Heat still on Osborne despite Swiss boost easing the pressure

 
21 June 2013

Chancellor George Osborne faced more questions over the nation’s public finances today despite a £3.2 billion Swiss tax windfall.

Net borrowing fell sharply to £8.8 billion in May from £15.6 billion a year earlier thanks to the payout, as well as the £3.9 billion transfer back to Treasury coffers of interest on the Bank of England’s bond holdings built up under its £375 billion quantitative easing programme.

Under a deal struck with Swiss tax authorities, which came into force in January, the undeclared deposits of UK residents held in Swiss banks became liable for taxation, heralding a big one-off payment. Switzerland made the first downpayment of £342 million in January with the rest of the cash, estimated by the Office for Budget Responsibility at £3.2 billion, counted this month.

But stripping out the flattering effects of both factors, the nation’s underlying deficit is marginally higher than last year. The figures put a dampener on much better recent news on the economy and come just days before the Chancellor sets out austerity plans for 2015-16 in next week’s spending review.

Capital Economics chief UK economist Vicky Redwood said: “With borrowing still at very high levels, next week’s review is a reminder of how much austerity still lies ahead.

“Indeed, the review will detail how only a fraction of the pain that still lies ahead will be achieved. Accordingly, the economic recovery still faces an uphill battle to establish itself against the continued drag from the public sector.”

The figures also revealed that the deficit rose last year despite the initial figures published with the Budget, which showed a marginal fall.

Revisions to the figures showed that, excluding the impact of bailouts, the deficit in 2011-12 was £118.5 billion.
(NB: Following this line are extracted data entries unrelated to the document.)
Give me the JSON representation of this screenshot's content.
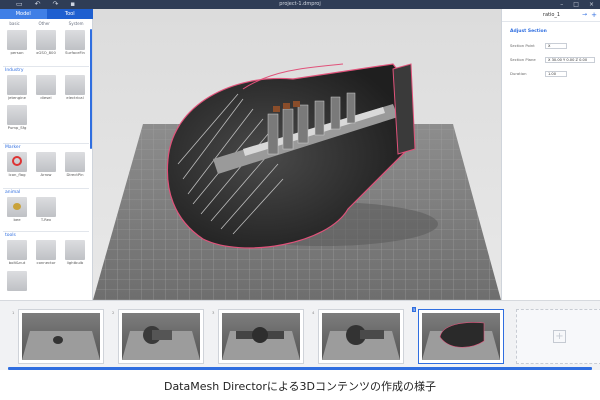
{
  "window": {
    "title": "project-1.dmproj"
  },
  "left_panel": {
    "tabs": [
      "Model",
      "Tool"
    ],
    "subtabs": [
      "basic",
      "Other",
      "System"
    ],
    "sections": [
      {
        "title": "",
        "items": [
          "person",
          "xGSO_800",
          "SurfaceFin"
        ]
      },
      {
        "title": "Industry",
        "items": [
          "jetengine",
          "diesel",
          "electrical",
          "Pump_Sfg"
        ]
      },
      {
        "title": "Marker",
        "items": [
          "Icon_flag",
          "Arrow",
          "DirectPin"
        ]
      },
      {
        "title": "animal",
        "items": [
          "bee",
          "T-Rex"
        ]
      },
      {
        "title": "tools",
        "items": [
          "bolt&nut",
          "connector",
          "lightbulb",
          ""
        ]
      }
    ]
  },
  "right_panel": {
    "title": "ratio_1",
    "section": "Adjust Section",
    "rows": [
      {
        "label": "Section Point",
        "value": "X"
      },
      {
        "label": "Section Plane",
        "value": "X 30.00  Y 0.00  Z 0.00"
      },
      {
        "label": "Duration",
        "value": "1.00"
      }
    ]
  },
  "timeline": {
    "frames": [
      "1",
      "2",
      "3",
      "4",
      "5"
    ],
    "active_index": 4
  },
  "caption": "DataMesh Directorによる3Dコンテンツの作成の様子",
  "colors": {
    "accent": "#2f6ee0",
    "titlebar": "#2f3d56",
    "highlight": "#e0527a"
  }
}
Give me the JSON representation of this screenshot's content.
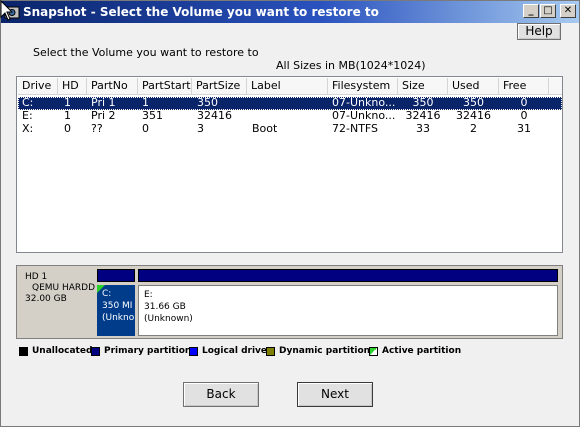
{
  "window": {
    "title": "Snapshot - Select the Volume you want to restore to",
    "help_label": "Help",
    "min_symbol": "_",
    "max_symbol": "□",
    "close_symbol": "✕"
  },
  "instruction": "Select the Volume you want to restore to",
  "sizes_note": "All Sizes in MB(1024*1024)",
  "columns": [
    "Drive",
    "HD",
    "PartNo",
    "PartStart",
    "PartSize",
    "Label",
    "Filesystem",
    "Size",
    "Used",
    "Free"
  ],
  "rows": [
    {
      "selected": true,
      "cells": [
        "C:",
        "1",
        "Pri  1",
        "1",
        "350",
        "",
        "07-Unkno...",
        "350",
        "350",
        "0"
      ]
    },
    {
      "selected": false,
      "cells": [
        "E:",
        "1",
        "Pri  2",
        "351",
        "32416",
        "",
        "07-Unkno...",
        "32416",
        "32416",
        "0"
      ]
    },
    {
      "selected": false,
      "cells": [
        "X:",
        "0",
        "??",
        "0",
        "3",
        "Boot",
        "72-NTFS",
        "33",
        "2",
        "31"
      ]
    }
  ],
  "disk_map": {
    "disk": {
      "line1": "HD  1",
      "line2": "QEMU  HARDD",
      "line3": "32.00  GB"
    },
    "partitions": [
      {
        "line1": "C:",
        "line2": "350  MI",
        "line3": "(Unkno"
      },
      {
        "line1": "E:",
        "line2": "31.66  GB",
        "line3": "(Unknown)"
      }
    ]
  },
  "legend": [
    {
      "label": "Unallocated",
      "color": "#000000"
    },
    {
      "label": "Primary  partition",
      "color": "#000080"
    },
    {
      "label": "Logical  drive",
      "color": "#0000ff"
    },
    {
      "label": "Dynamic  partition",
      "color": "#808000"
    },
    {
      "label": "Active  partition",
      "color": "#2ad12a"
    }
  ],
  "buttons": {
    "back": "Back",
    "next": "Next"
  }
}
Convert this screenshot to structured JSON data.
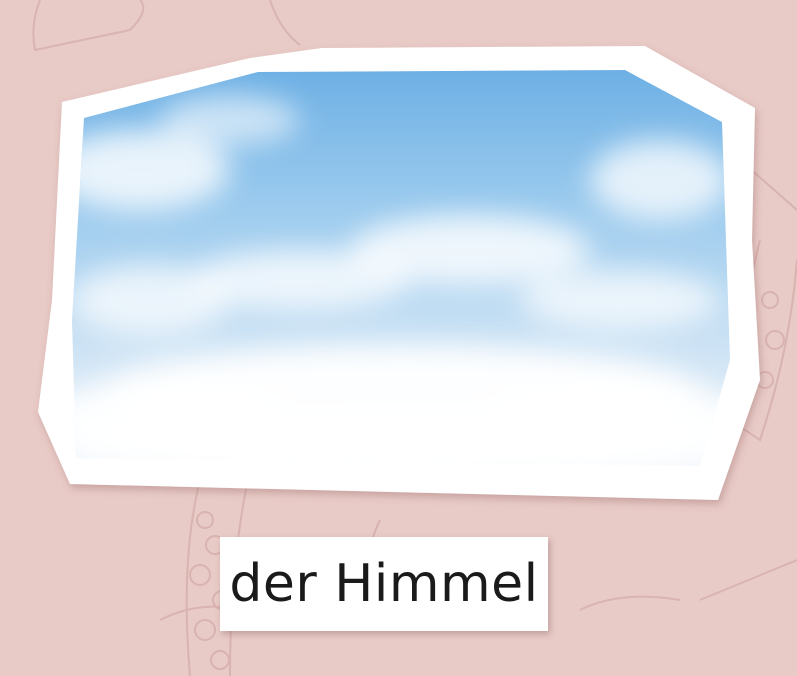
{
  "flashcard": {
    "word": "der Himmel",
    "image_subject": "sky-with-clouds-image"
  },
  "colors": {
    "background": "#e8cac6",
    "doodle_stroke": "#d9b4b0",
    "card_frame": "#ffffff",
    "sky_top": "#6fb3e6",
    "sky_bottom": "#f4f8fc",
    "label_text": "#1a1a1a"
  }
}
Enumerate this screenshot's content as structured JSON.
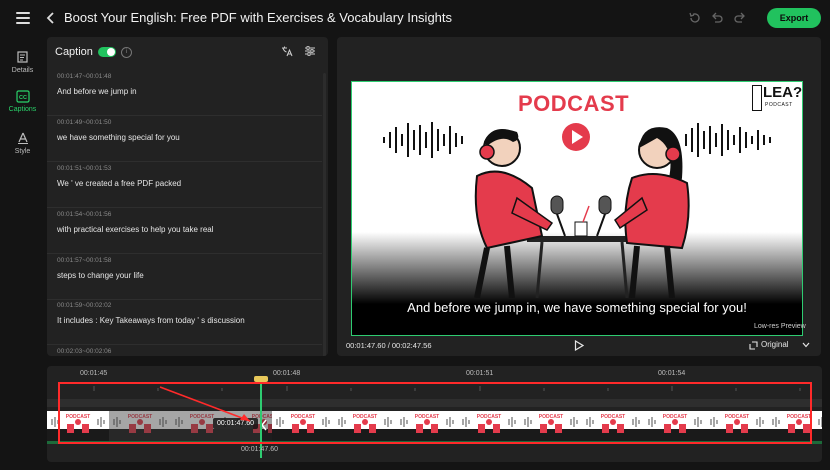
{
  "header": {
    "title": "Boost Your English: Free PDF with Exercises & Vocabulary Insights",
    "export_label": "Export"
  },
  "rail": {
    "items": [
      {
        "label": "Details",
        "icon": "details-icon"
      },
      {
        "label": "Captions",
        "icon": "cc-icon",
        "active": true
      },
      {
        "label": "Style",
        "icon": "style-icon"
      }
    ]
  },
  "caption_panel": {
    "title": "Caption",
    "toggle_on": true,
    "items": [
      {
        "time": "00:01:47~00:01:48",
        "text": "And before we jump in"
      },
      {
        "time": "00:01:49~00:01:50",
        "text": "we have something special for you"
      },
      {
        "time": "00:01:51~00:01:53",
        "text": "We ' ve created a free PDF packed"
      },
      {
        "time": "00:01:54~00:01:56",
        "text": "with practical exercises to help you take real"
      },
      {
        "time": "00:01:57~00:01:58",
        "text": "steps to change your life"
      },
      {
        "time": "00:01:59~00:02:02",
        "text": "It includes : Key Takeaways from today ' s discussion"
      },
      {
        "time": "00:02:03~00:02:06",
        "text": ""
      }
    ]
  },
  "preview": {
    "video_heading": "PODCAST",
    "logo_text": "LEA?",
    "logo_sub": "PODCAST",
    "caption_overlay": "And before we jump in, we have something special for you!",
    "low_res_label": "Low-res Preview",
    "time_readout": "00:01:47.60 / 00:02:47.56",
    "aspect_label": "Original"
  },
  "timeline": {
    "ticks": [
      "00:01:45",
      "00:01:48",
      "00:01:51",
      "00:01:54"
    ],
    "playhead_time": "00:01:47.60",
    "playhead_time_below": "00:01:47.60"
  },
  "colors": {
    "accent": "#21c25e",
    "highlight_box": "#ff2a2a",
    "brand_red": "#e43b4c"
  }
}
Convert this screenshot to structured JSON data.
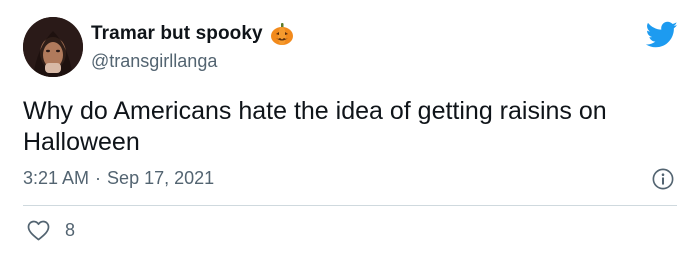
{
  "user": {
    "display_name": "Tramar but spooky",
    "handle": "@transgirllanga",
    "avatar_icon": "profile-photo",
    "name_emoji_icon": "jack-o-lantern-icon"
  },
  "tweet": {
    "text": "Why do Americans hate the idea of getting raisins on Halloween",
    "time": "3:21 AM",
    "separator": "·",
    "date": "Sep 17, 2021"
  },
  "stats": {
    "likes": "8"
  },
  "colors": {
    "brand": "#1d9bf0",
    "text": "#0f1419",
    "secondary": "#536471",
    "divider": "#cfd9de"
  }
}
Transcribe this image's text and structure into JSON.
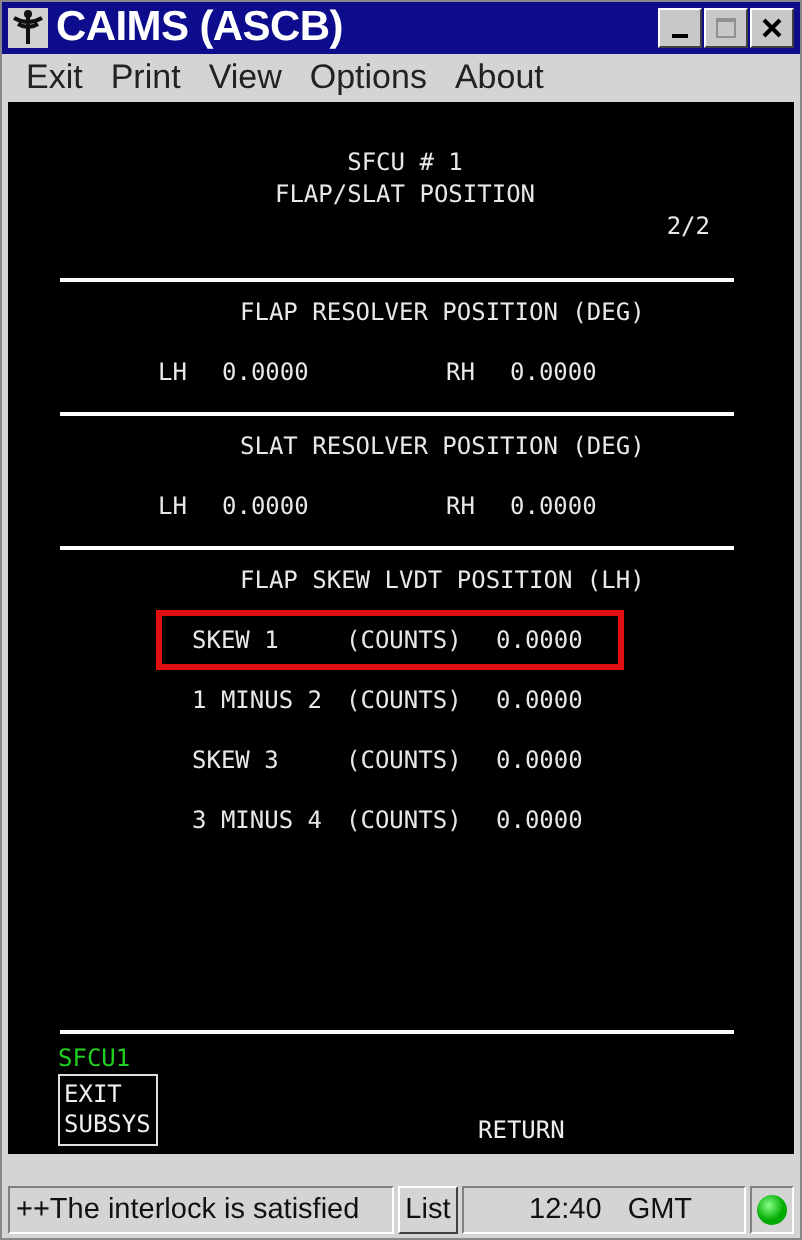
{
  "window": {
    "title": "CAIMS (ASCB)",
    "controls": [
      {
        "kind": "minimize",
        "disabled": false
      },
      {
        "kind": "maximize",
        "disabled": true
      },
      {
        "kind": "close",
        "disabled": false
      }
    ]
  },
  "menu": [
    "Exit",
    "Print",
    "View",
    "Options",
    "About"
  ],
  "screen": {
    "unit": "SFCU # 1",
    "title": "FLAP/SLAT POSITION",
    "page": "2/2",
    "sections": [
      {
        "heading": "FLAP RESOLVER POSITION (DEG)",
        "kind": "pair",
        "items": [
          {
            "label": "LH",
            "value": "0.0000"
          },
          {
            "label": "RH",
            "value": "0.0000"
          }
        ]
      },
      {
        "heading": "SLAT RESOLVER POSITION (DEG)",
        "kind": "pair",
        "items": [
          {
            "label": "LH",
            "value": "0.0000"
          },
          {
            "label": "RH",
            "value": "0.0000"
          }
        ]
      },
      {
        "heading": "FLAP SKEW LVDT POSITION (LH)",
        "kind": "list",
        "items": [
          {
            "label": "SKEW 1",
            "unit": "(COUNTS)",
            "value": "0.0000",
            "highlighted": true
          },
          {
            "label": "1 MINUS 2",
            "unit": "(COUNTS)",
            "value": "0.0000",
            "highlighted": false
          },
          {
            "label": "SKEW 3",
            "unit": "(COUNTS)",
            "value": "0.0000",
            "highlighted": false
          },
          {
            "label": "3 MINUS 4",
            "unit": "(COUNTS)",
            "value": "0.0000",
            "highlighted": false
          }
        ]
      }
    ],
    "subsystem": "SFCU1",
    "exit_button": "EXIT SUBSYS",
    "return_button": "RETURN"
  },
  "status_bar": {
    "message": "++The interlock is satisfied",
    "list_button": "List",
    "time": "12:40",
    "zone": "GMT",
    "indicator_on": true
  }
}
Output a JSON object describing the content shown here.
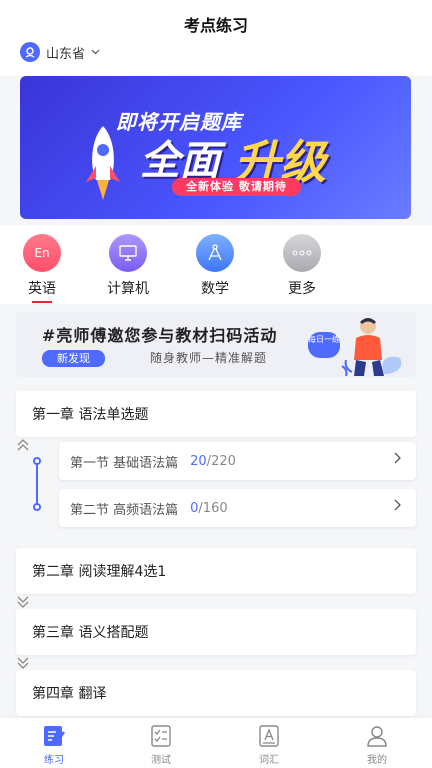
{
  "header": {
    "title": "考点练习",
    "region": "山东省"
  },
  "banner": {
    "line1": "即将开启题库",
    "big1": "全面",
    "big2": "升级",
    "tag": "全新体验 敬请期待"
  },
  "categories": [
    {
      "label": "英语",
      "icon": "En",
      "color": "#ff4f6b",
      "active": true
    },
    {
      "label": "计算机",
      "icon": "computer-icon",
      "color": "#8a6cf6"
    },
    {
      "label": "数学",
      "icon": "compass-icon",
      "color": "#4f8bff"
    },
    {
      "label": "更多",
      "icon": "more-icon",
      "color": "#bfbfc4"
    }
  ],
  "promo": {
    "headline": "#亮师傅邀您参与教材扫码活动",
    "badge": "新发现",
    "subtitle": "随身教师—精准解题",
    "bubble": "每日一练"
  },
  "chapters": [
    {
      "title": "第一章 语法单选题",
      "expanded": true,
      "sections": [
        {
          "title": "第一节 基础语法篇",
          "done": "20",
          "total": "/220"
        },
        {
          "title": "第二节 高频语法篇",
          "done": "0",
          "total": "/160"
        }
      ]
    },
    {
      "title": "第二章 阅读理解4选1"
    },
    {
      "title": "第三章 语义搭配题"
    },
    {
      "title": "第四章 翻译"
    }
  ],
  "tabs": [
    {
      "label": "练习",
      "active": true
    },
    {
      "label": "测试"
    },
    {
      "label": "词汇"
    },
    {
      "label": "我的"
    }
  ],
  "colors": {
    "accent": "#4f6bff",
    "highlight": "#ff3a5f"
  }
}
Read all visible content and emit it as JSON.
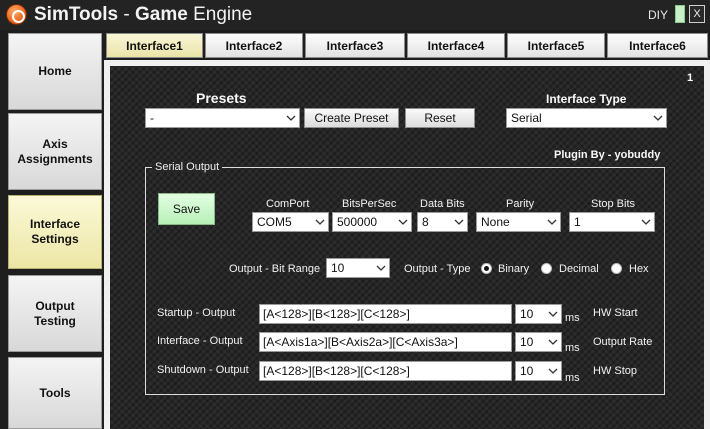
{
  "titlebar": {
    "app_name": "SimTools",
    "separator": " - ",
    "subtitle": "Game",
    "subtitle_rest": " Engine",
    "diy_label": "DIY",
    "close_label": "X"
  },
  "sidebar": {
    "items": [
      {
        "label": "Home",
        "active": false
      },
      {
        "label": "Axis Assignments",
        "active": false
      },
      {
        "label": "Interface Settings",
        "active": true
      },
      {
        "label": "Output Testing",
        "active": false
      },
      {
        "label": "Tools",
        "active": false
      }
    ]
  },
  "tabs": [
    {
      "label": "Interface1",
      "active": true
    },
    {
      "label": "Interface2",
      "active": false
    },
    {
      "label": "Interface3",
      "active": false
    },
    {
      "label": "Interface4",
      "active": false
    },
    {
      "label": "Interface5",
      "active": false
    },
    {
      "label": "Interface6",
      "active": false
    }
  ],
  "panel": {
    "page_number": "1",
    "presets_label": "Presets",
    "preset_value": "-",
    "create_preset_label": "Create Preset",
    "reset_label": "Reset",
    "interface_type_label": "Interface Type",
    "interface_type_value": "Serial",
    "plugin_by": "Plugin By - yobuddy"
  },
  "serial": {
    "group_title": "Serial Output",
    "save_label": "Save",
    "comport_label": "ComPort",
    "comport_value": "COM5",
    "bps_label": "BitsPerSec",
    "bps_value": "500000",
    "databits_label": "Data Bits",
    "databits_value": "8",
    "parity_label": "Parity",
    "parity_value": "None",
    "stopbits_label": "Stop Bits",
    "stopbits_value": "1",
    "bitrange_label": "Output - Bit Range",
    "bitrange_value": "10",
    "output_type_label": "Output - Type",
    "type_binary": "Binary",
    "type_decimal": "Decimal",
    "type_hex": "Hex",
    "selected_type": "Binary",
    "startup_label": "Startup - Output",
    "startup_value": "[A<128>][B<128>][C<128>]",
    "startup_ms": "10",
    "startup_unit": "ms",
    "startup_note": "HW Start",
    "interface_label": "Interface - Output",
    "interface_value": "[A<Axis1a>][B<Axis2a>][C<Axis3a>]",
    "interface_ms": "10",
    "interface_unit": "ms",
    "interface_note": "Output Rate",
    "shutdown_label": "Shutdown - Output",
    "shutdown_value": "[A<128>][B<128>][C<128>]",
    "shutdown_ms": "10",
    "shutdown_unit": "ms",
    "shutdown_note": "HW Stop"
  },
  "colors": {
    "active_tab": "#ebe4a8",
    "save_button": "#b8f0b8",
    "background": "#262626"
  }
}
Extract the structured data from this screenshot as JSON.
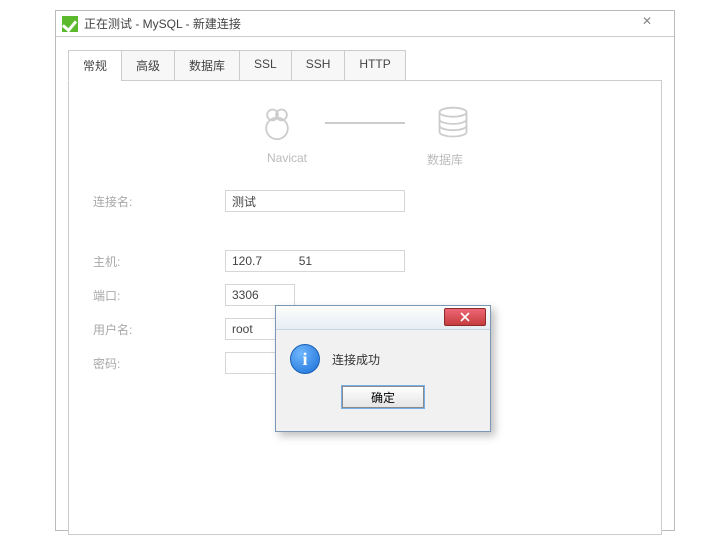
{
  "window": {
    "title": "正在测试 - MySQL - 新建连接",
    "close_glyph": "✕"
  },
  "tabs": {
    "general": "常规",
    "advanced": "高级",
    "database": "数据库",
    "ssl": "SSL",
    "ssh": "SSH",
    "http": "HTTP"
  },
  "header": {
    "navicat_label": "Navicat",
    "db_label": "数据库"
  },
  "form": {
    "conn_name_label": "连接名:",
    "conn_name_value": "测试",
    "host_label": "主机:",
    "host_value": "120.7           51",
    "port_label": "端口:",
    "port_value": "3306",
    "user_label": "用户名:",
    "user_value": "root",
    "pwd_label": "密码:",
    "pwd_value": ""
  },
  "dialog": {
    "message": "连接成功",
    "ok": "确定"
  }
}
Last year, stripping out the £28 billion transfer of assets from the Royal Mail Pension Plan and further QE proceeds from the Bank of England, the deficit was £118.8 billion.

The Chancellor is aiming to hit a £120 billion borrowing target this year.

IHS Global Insight economist Howard Archer said: “He will be fervently hoping that the economy can extend and build on its recent signs of improvement. If it can, it will not only increase the chances of beating the fiscal targets for 2013-14 but make it easier for the Chancellor to rebut any further calls for an easing up in the pace of fiscal austerity.”

Britain’s total net public debt, excluding the direct costs of bailing out the country’s banks, is still much higher than before the financial crisis at £1.189 trillion, a staggering 75.2% of GDP. This is a record sum in cash terms, and the highest share of GDP for May.

A Treasury spokesman said: “The Government is taking tough decisions to deal with the deficit: today’s data shows that borrowing is lower than was previously predicted.”